Comey has faced criticism for sending the letter despite a longstanding precedent of the FBI declining to comment on ongoing investigations. He said in a letter to his employees that he felt an "obligation" to tell Congress about the investigation because he "testified repeatedly in recent months that our investigation was completed."
But Earnest signaled a bit of a departure from the Democratic line, saying Comey was a "man of integrity" and that President Barack Obama doesn't believe he would try to influence an election.
James Comey through the years
"He's in a tough spot," Earnest said of Comey at a White House press briefing Monday. "And he's the one who will be in a position to defend his actions in the face of significant criticism from a variety of legal experts, including individuals who served in senior Department of Justice positions in administrations that were led by presidents of both parties."
Earnest defended Comey even as he said he could not "defend or criticize" his decision to write the letter to Congress.
"What I have observed in the past is that Director Comey is a man of integrity, he's a man of principle," Earnest said. "He's a man who's well-regarded by senior officials of both parties."
Earnest also made clear that Obama doesn't think that Comey is trying to compromise the election.
"The president's assessment of his integrity and his character has not changed," Earnest said. "For example, the president doesn't believe that Director Comey is intentionally trying to influence the outcome of an election.
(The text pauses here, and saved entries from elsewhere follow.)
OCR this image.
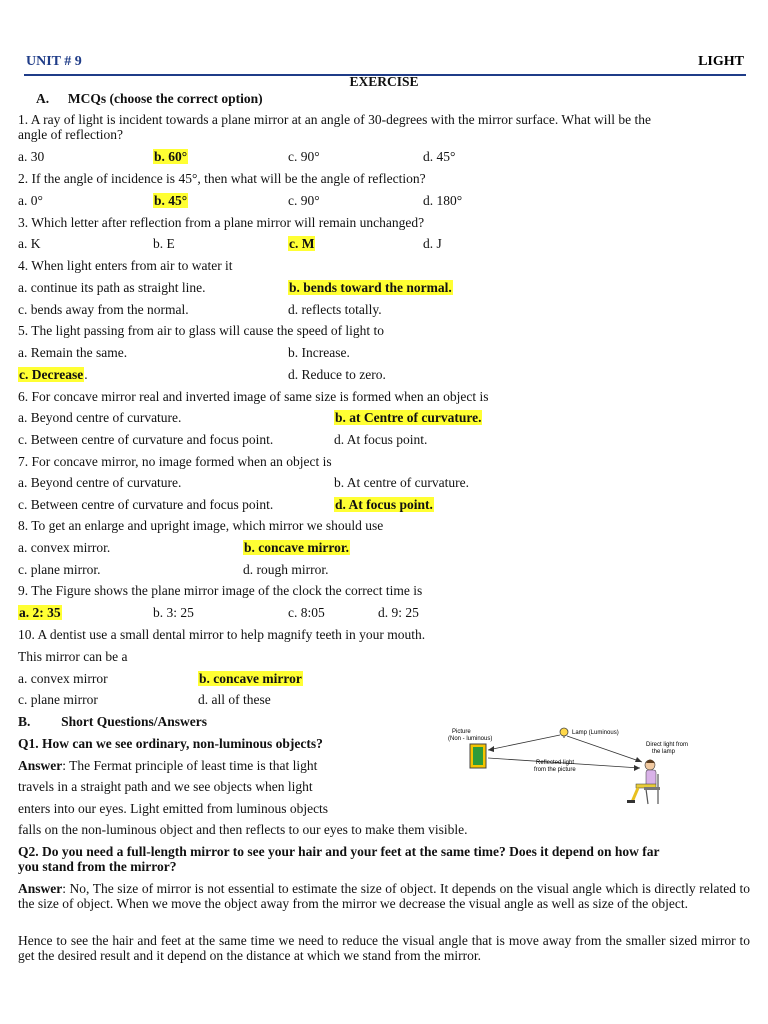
UNIT # 9	LIGHT
EXERCISE
A. MCQs (choose the correct option)
1. A ray of light is incident towards a plane mirror at an angle of 30-degrees with the mirror surface. What will be the
angle of reflection?
a. 30	b. 60°	c. 90°	d. 45°
2. If the angle of incidence is 45°, then what will be the angle of reflection?
a. 0°	b. 45°	c. 90°	d. 180°
3. Which letter after reflection from a plane mirror will remain unchanged?
a. K	b. E	c. M	d. J
4. When light enters from air to water it
a. continue its path as straight line.	b. bends toward the normal.
c. bends away from the normal.	d. reflects totally.
5. The light passing from air to glass will cause the speed of light to
a. Remain the same.	b. Increase.
c. Decrease.	d. Reduce to zero.
6. For concave mirror real and inverted image of same size is formed when an object is
a. Beyond centre of curvature.	b. at Centre of curvature.
c. Between centre of curvature and focus point.	d. At focus point.
7. For concave mirror, no image formed when an object is
a. Beyond centre of curvature.	b. At centre of curvature.
c. Between centre of curvature and focus point.	d. At focus point.
8. To get an enlarge and upright image, which mirror we should use
a. convex mirror.	b. concave mirror.
c. plane mirror.	d. rough mirror.
9. The Figure shows the plane mirror image of the clock the correct time is
a. 2: 35	b. 3: 25	c. 8:05	d. 9: 25
10. A dentist use a small dental mirror to help magnify teeth in your mouth.
This mirror can be a
a. convex mirror	b. concave mirror
c. plane mirror	d. all of these
B. Short Questions/Answers
Q1. How can we see ordinary, non-luminous objects?
Answer: The Fermat principle of least time is that light
travels in a straight path and we see objects when light
enters into our eyes. Light emitted from luminous objects
falls on the non-luminous object and then reflects to our eyes to make them visible.
Picture
(Non - luminous)
Lamp (Luminous)
Direct light from
the lamp
Reflected light
from the picture
Q2. Do you need a full-length mirror to see your hair and your feet at the same time? Does it depend on how far
you stand from the mirror?
Answer: No, The size of mirror is not essential to estimate the size of object. It depends on the visual angle which is directly related to the size of object. When we move the object away from the mirror we decrease the visual angle as well as size of the object.
Hence to see the hair and feet at the same time we need to reduce the visual angle that is move away from the smaller sized mirror to get the desired result and it depend on the distance at which we stand from the mirror.
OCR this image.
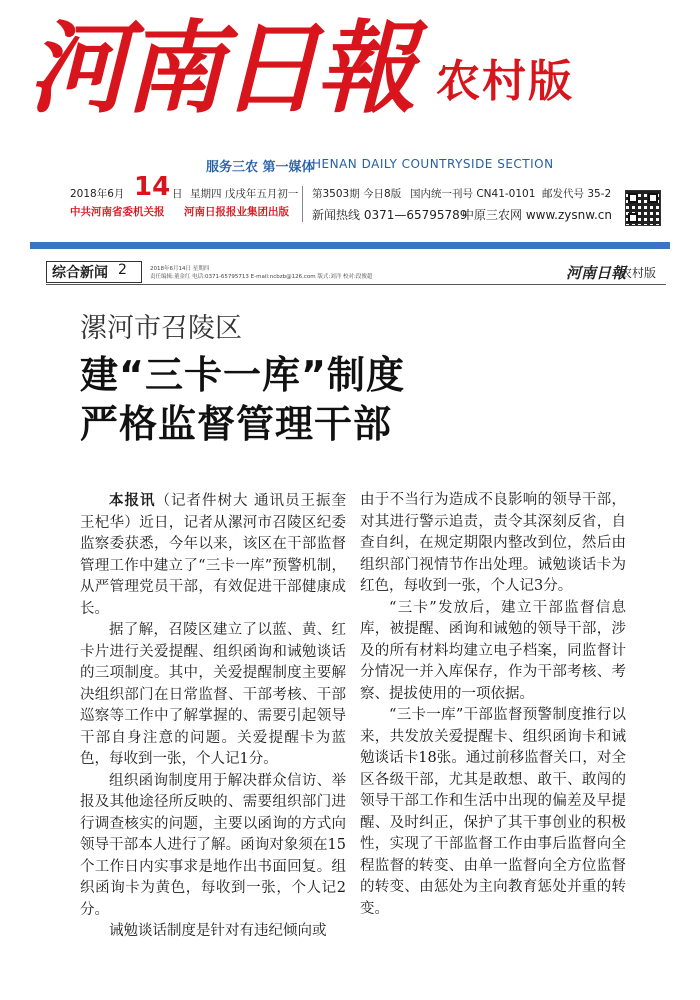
河南日報 农村版
服务三农 第一媒体
HENAN DAILY COUNTRYSIDE SECTION
2018年6月 14 日 星期四 戊戌年五月初一
中共河南省委机关报 河南日报报业集团出版
第3503期 今日8版 国内统一刊号 CN41-0101 邮发代号 35-2
新闻热线 0371—65795789
中原三农网 www.zysnw.cn
综合新闻 2	2018年6月14日 星期四
责任编辑:董金红 电话:0371-65795713 E-mail:ncbzb@126.com 版式:刘洋 校对:段俊超	河南日報
农村版
漯河市召陵区
建“三卡一库”制度
严格监督管理干部

本报讯（记者件树大 通讯员王振奎 王杞华）近日，记者从漯河市召陵区纪委监察委获悉，今年以来，该区在干部监督管理工作中建立了“三卡一库”预警机制，从严管理党员干部，有效促进干部健康成长。

据了解，召陵区建立了以蓝、黄、红卡片进行关爱提醒、组织函询和诫勉谈话的三项制度。其中，关爱提醒制度主要解决组织部门在日常监督、干部考核、干部巡察等工作中了解掌握的、需要引起领导干部自身注意的问题。关爱提醒卡为蓝色，每收到一张，个人记1分。

组织函询制度用于解决群众信访、举报及其他途径所反映的、需要组织部门进行调查核实的问题，主要以函询的方式向领导干部本人进行了解。函询对象须在15个工作日内实事求是地作出书面回复。组织函询卡为黄色，每收到一张，个人记2分。

诫勉谈话制度是针对有违纪倾向或

由于不当行为造成不良影响的领导干部，对其进行警示追责，责令其深刻反省，自查自纠，在规定期限内整改到位，然后由组织部门视情节作出处理。诫勉谈话卡为红色，每收到一张，个人记3分。

“三卡”发放后，建立干部监督信息库，被提醒、函询和诫勉的领导干部，涉及的所有材料均建立电子档案，同监督计分情况一并入库保存，作为干部考核、考察、提拔使用的一项依据。

“三卡一库”干部监督预警制度推行以来，共发放关爱提醒卡、组织函询卡和诫勉谈话卡18张。通过前移监督关口，对全区各级干部，尤其是敢想、敢干、敢闯的领导干部工作和生活中出现的偏差及早提醒、及时纠正，保护了其干事创业的积极性，实现了干部监督工作由事后监督向全程监督的转变、由单一监督向全方位监督的转变、由惩处为主向教育惩处并重的转变。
The president doesn't believe that he's secretly strategizing to benefit one candidate or one political party."
Earnest also noted that Congress isn't exactly unbiased.
"There is a tendency to say, 'Well, Congress is independent and they have their own independent oversight responsibilities to exercise over the Department of Justice.' ... Congress is indeed independent of the executive branch, but they're far from impartial," Earnest said. "Congress is made up of 535 politicians, Democrats and Republicans. And we're already seen just in the last 72 hours the kind of risk that's associated with communicating to them sensitive information."
Comey announced last week that the FBI is now reviewing new documents it said were "pertinent" to its investigation of Democratic presidential nominee Clinton's private email server. Comey had previously announced in July that the investigation was closed.